Человек — это единственная особь среди млекопитаю­щих, способная к садизму и убийству в огромных масшта­бах. В последующих главах я попытаюсь найти объясне­ние этому факту. А в данной главе о поведении животных я только хочу, в частности, показать, что многие из них вступают в борьбу со своими собственными сородичами, но при этом их поведение не имеет ничего общего с де­структивностью, а также что наши данные о жизни мле­копитающих вообще (и приматов, в частности) не позво­ляют обнаружить никаких следов врожденной "деструк­тивности", которые бы человек мог приобрести по наслед­ству. И если бы человеческий род на самом деле был наде­лен "врожденной агрессивностью" лишь в той мере, в ка­кой она проявляется у шимпанзе (в их среде обитания), то мы жили бы на сравнительно мирной Земле.

Агрессивность в неволе

При изучении агрессивности животных, особенно прима­тов, с самого начала важно отличать их поведение в среде обитания от поведения в неволе (в основном — в зоопар­ке). Наблюдения показывают, что приматы на воле ма­лоагрессивны, хотя в зоопарке их поведение нередко де­структивно.

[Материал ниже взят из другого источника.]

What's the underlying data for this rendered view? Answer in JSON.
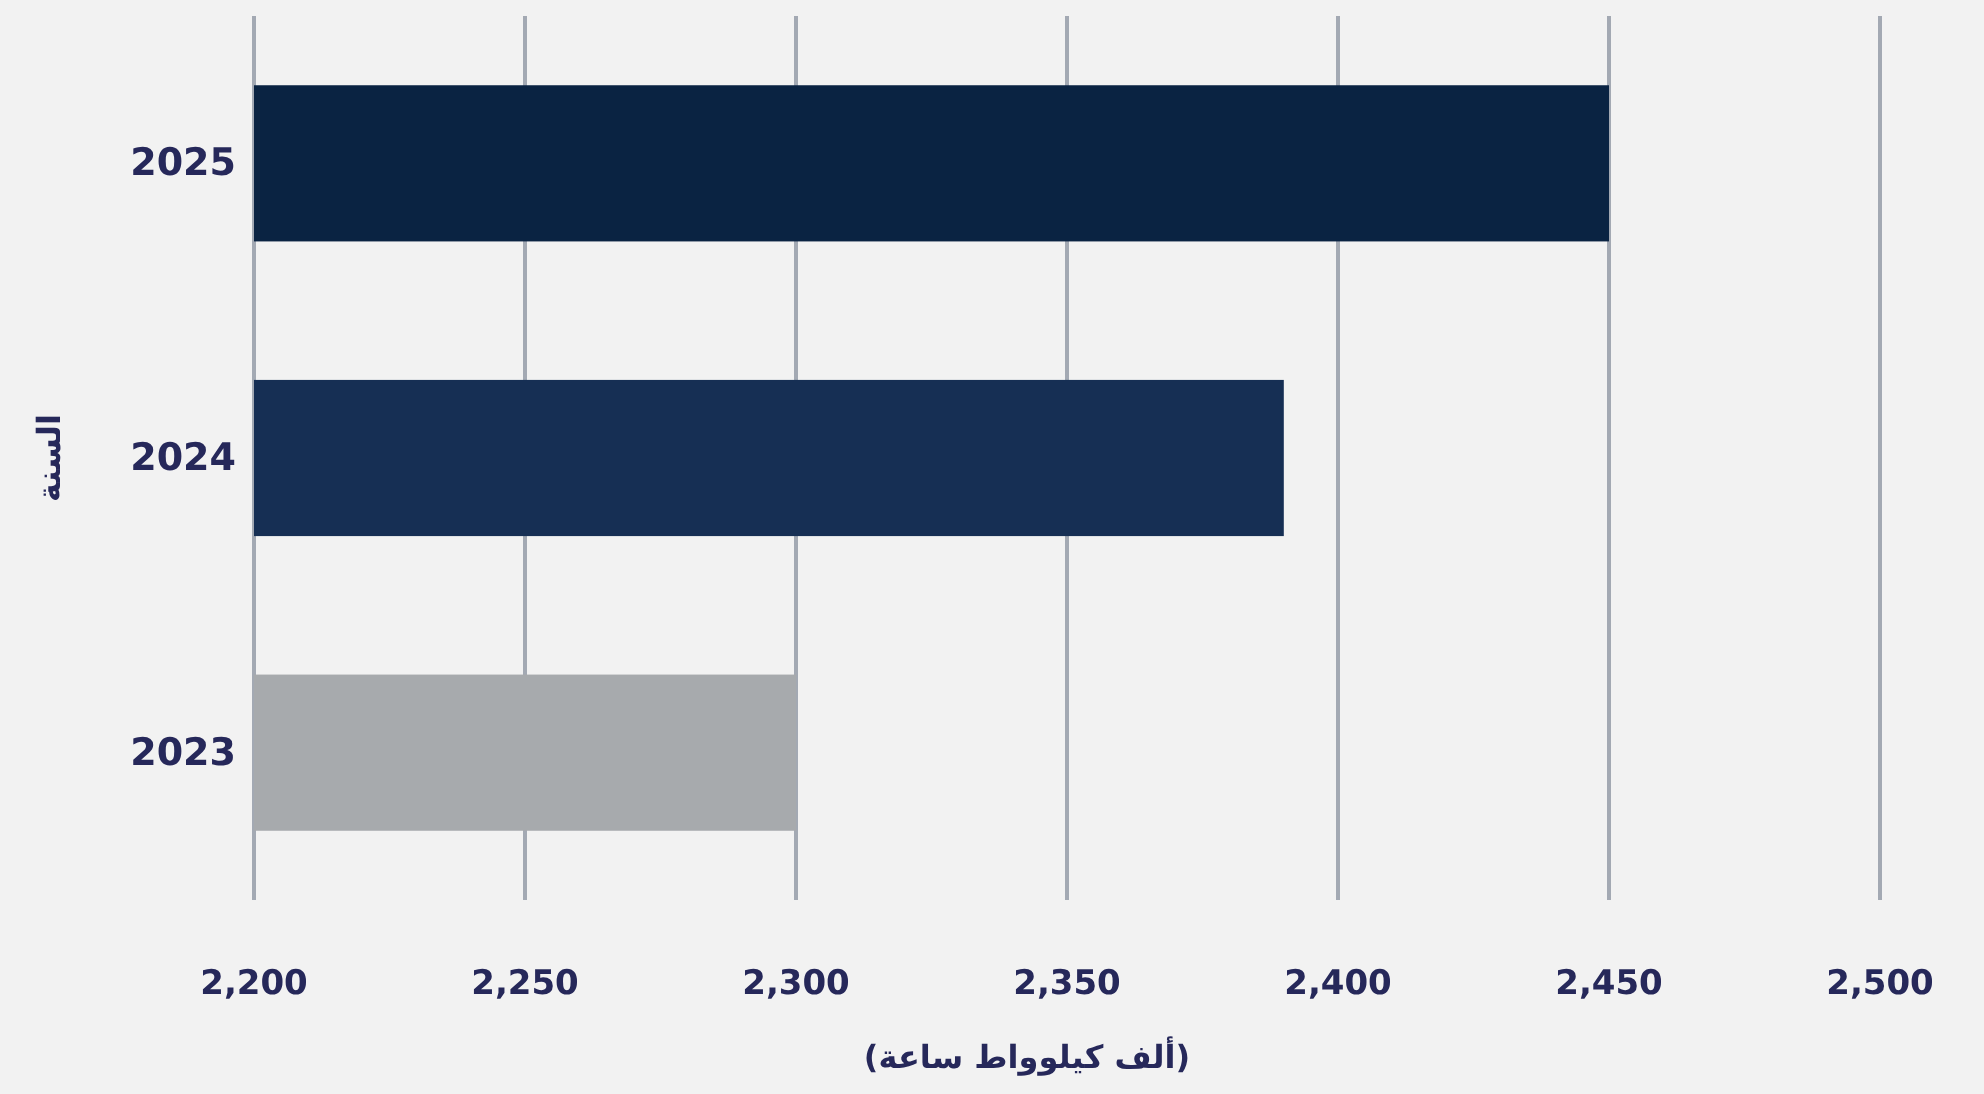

Это обстоятельство имеет огромное значение для пони­мания агрессивности человека, ибо на протяжении всей своей истории, включая современность, человека вряд ли можно считать живущим в "естественной среде обитания". Исключение составляют разве что древние охотники и со­биратели плодов, да первые земледельцы до V тысячеле­тия до н. э. "Цивилизованный" человек всегда жил в "зоо­парке", т. е. в условиях несвободы или даже заключения разной степени строгости. Это характерно и для самых развитых социальных систем.

Я хотел бы для начала привести несколько примеров с приматами, ибо их жизнь в условиях зоопарка описана достаточно подробно. Лучше всех изучены, пожалуй, па­вианы, которых в течение нескольких лет наблюдал Сол­ли Цукерман, работая в зоопарке Лондонского королев­ского парка(1929-1930). Их жилище (на Обезьяньей Горе) имело 30 м в длину и 18 м в ширину и для зоопарка казалось довольно большим, но в сравнении с естествен­ными условиями оно конечно же было чрезвычайно скром­ным. Цукерман иаблюдал у этих животных проявления сильного напряжения и озлобленности. Более сильные осо­би жестоко подавляли более слабых, и даже матери отни­мали пищу у своих детенышей. Особенно страдали самки и детеныши, которые в схватках получали травмы, а ино­гда и погибали. Цукерман наблюдал, как один самец дваж­ды намеренно атаковал юнца, а вечером того нашли мерт­вым. Восемь из 61 самца умерли насильственной смертью, а многие другие прошли через "лазарет".

Поведение приматов в условиях зоопарка в 50-е гг. исследовали и другие видные ученые: Ханс Куммер (Цю­рих) и Верной Рейнольде (Англия)[80]. Куммер содержал па­вианов в большом загоне (размером 14 на 25 м). И там происходили серьезные драки с тяжелыми ранениями (уку­сами). Куммер провел серию очень точных сравнительных исследований в зоопарке и в диких условиях (в Эфиопии) и установил, что агрессивность в зоопарке проявляется у самок в 9, а у самцов в 17,5 раза чаще, чем на свободе.